The late Wisconsin Senator William Proxmire issued a monthly Golden Fleece Award to public officials who bestowed taxpayers’ funds on risible projects. Senator Proxmire issued the award for more than a decade until he retired from the Senate in 1989. Proxmire was a vanishing breed of Democrat who purported to oppose government waste while supporting all the Great Society programs that really opened the spigots, yet the spirit of his Golden Fleece Award survives in the great Oklahoma Senator Tom Coburn (Republican).

Senator Coburn has taken to issuing annual editions of his Wastebook to pay tribute to the kind of projects that Proxmire ridiculed on a monthly basis. Senator Coburn has just posted the fourth annual edition of his Wastebook here along with a press release identifying highlights here.

The New York Times obituary of Senator Proxmire recalls that one of his Golden Fleece awards went to the National Science Foundation for spending $84,000 to learn why people fall in love. One can see the continuity between Proxmire and Coburn in this year’s edition of the Wastebook. Senator Coburn identifies an even bigger waste of money for an even less worthy project brought to us by then Chairman Jim Leach’s National Endowment for the Humanities.
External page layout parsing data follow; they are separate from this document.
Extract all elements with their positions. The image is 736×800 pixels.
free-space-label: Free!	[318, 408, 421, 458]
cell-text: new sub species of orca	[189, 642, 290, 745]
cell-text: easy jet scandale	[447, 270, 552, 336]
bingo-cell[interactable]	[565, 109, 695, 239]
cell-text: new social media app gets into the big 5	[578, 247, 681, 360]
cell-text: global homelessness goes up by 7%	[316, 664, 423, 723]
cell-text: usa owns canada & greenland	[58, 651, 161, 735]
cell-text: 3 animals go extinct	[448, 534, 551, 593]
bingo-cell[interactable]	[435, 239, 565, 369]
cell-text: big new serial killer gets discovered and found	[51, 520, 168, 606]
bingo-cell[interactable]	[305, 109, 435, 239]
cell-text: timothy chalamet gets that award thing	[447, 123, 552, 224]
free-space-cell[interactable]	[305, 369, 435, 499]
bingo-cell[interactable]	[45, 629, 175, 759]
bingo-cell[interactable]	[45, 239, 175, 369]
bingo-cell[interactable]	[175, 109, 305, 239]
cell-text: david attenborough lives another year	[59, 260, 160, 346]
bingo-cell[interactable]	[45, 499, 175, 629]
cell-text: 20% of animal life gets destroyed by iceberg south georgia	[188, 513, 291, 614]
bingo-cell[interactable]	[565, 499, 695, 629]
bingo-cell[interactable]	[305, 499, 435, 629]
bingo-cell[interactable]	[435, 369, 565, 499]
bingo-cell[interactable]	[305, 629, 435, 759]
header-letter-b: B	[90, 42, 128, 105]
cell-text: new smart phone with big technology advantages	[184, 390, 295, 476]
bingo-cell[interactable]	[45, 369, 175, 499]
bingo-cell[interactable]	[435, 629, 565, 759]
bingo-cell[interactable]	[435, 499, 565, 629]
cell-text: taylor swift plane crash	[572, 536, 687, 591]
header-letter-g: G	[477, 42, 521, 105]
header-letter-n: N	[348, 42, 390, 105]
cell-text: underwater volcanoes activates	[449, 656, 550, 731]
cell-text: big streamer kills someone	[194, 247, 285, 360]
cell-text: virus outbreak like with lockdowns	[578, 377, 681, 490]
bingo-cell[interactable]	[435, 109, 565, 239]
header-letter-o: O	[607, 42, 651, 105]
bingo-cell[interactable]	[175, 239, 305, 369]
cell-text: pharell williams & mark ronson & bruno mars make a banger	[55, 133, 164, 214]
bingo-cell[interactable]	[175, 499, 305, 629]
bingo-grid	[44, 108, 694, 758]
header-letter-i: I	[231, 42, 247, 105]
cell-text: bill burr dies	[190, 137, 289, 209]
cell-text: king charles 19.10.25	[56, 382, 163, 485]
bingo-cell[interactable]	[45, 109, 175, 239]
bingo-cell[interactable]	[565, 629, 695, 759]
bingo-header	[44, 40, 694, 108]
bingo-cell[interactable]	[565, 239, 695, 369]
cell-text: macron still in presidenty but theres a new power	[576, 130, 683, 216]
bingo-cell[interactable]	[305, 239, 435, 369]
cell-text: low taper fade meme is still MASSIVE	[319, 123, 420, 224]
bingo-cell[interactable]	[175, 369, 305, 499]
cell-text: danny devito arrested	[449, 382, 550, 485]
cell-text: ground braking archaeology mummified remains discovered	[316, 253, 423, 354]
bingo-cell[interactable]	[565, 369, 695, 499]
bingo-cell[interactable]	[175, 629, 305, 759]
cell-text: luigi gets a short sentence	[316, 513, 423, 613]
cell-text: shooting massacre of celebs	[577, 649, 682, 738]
Let’s hear it for The Popular Romance Project: the NEH has awarded it nearly $1 million since 2010 to “explore the fascinating, often contradictory origins and influences of popular romance as told in novels, films, comics, advice books, songs, and internet fan fiction, taking a global perspective—while looking back across time as far as the ancient Greeks.”

You may recall that as a candidate for president in 2008 Barack Obama promised to “go through the budget line by line [and] eliminate programs that don’t work.” Have the fact checkers weighed in on that one yet?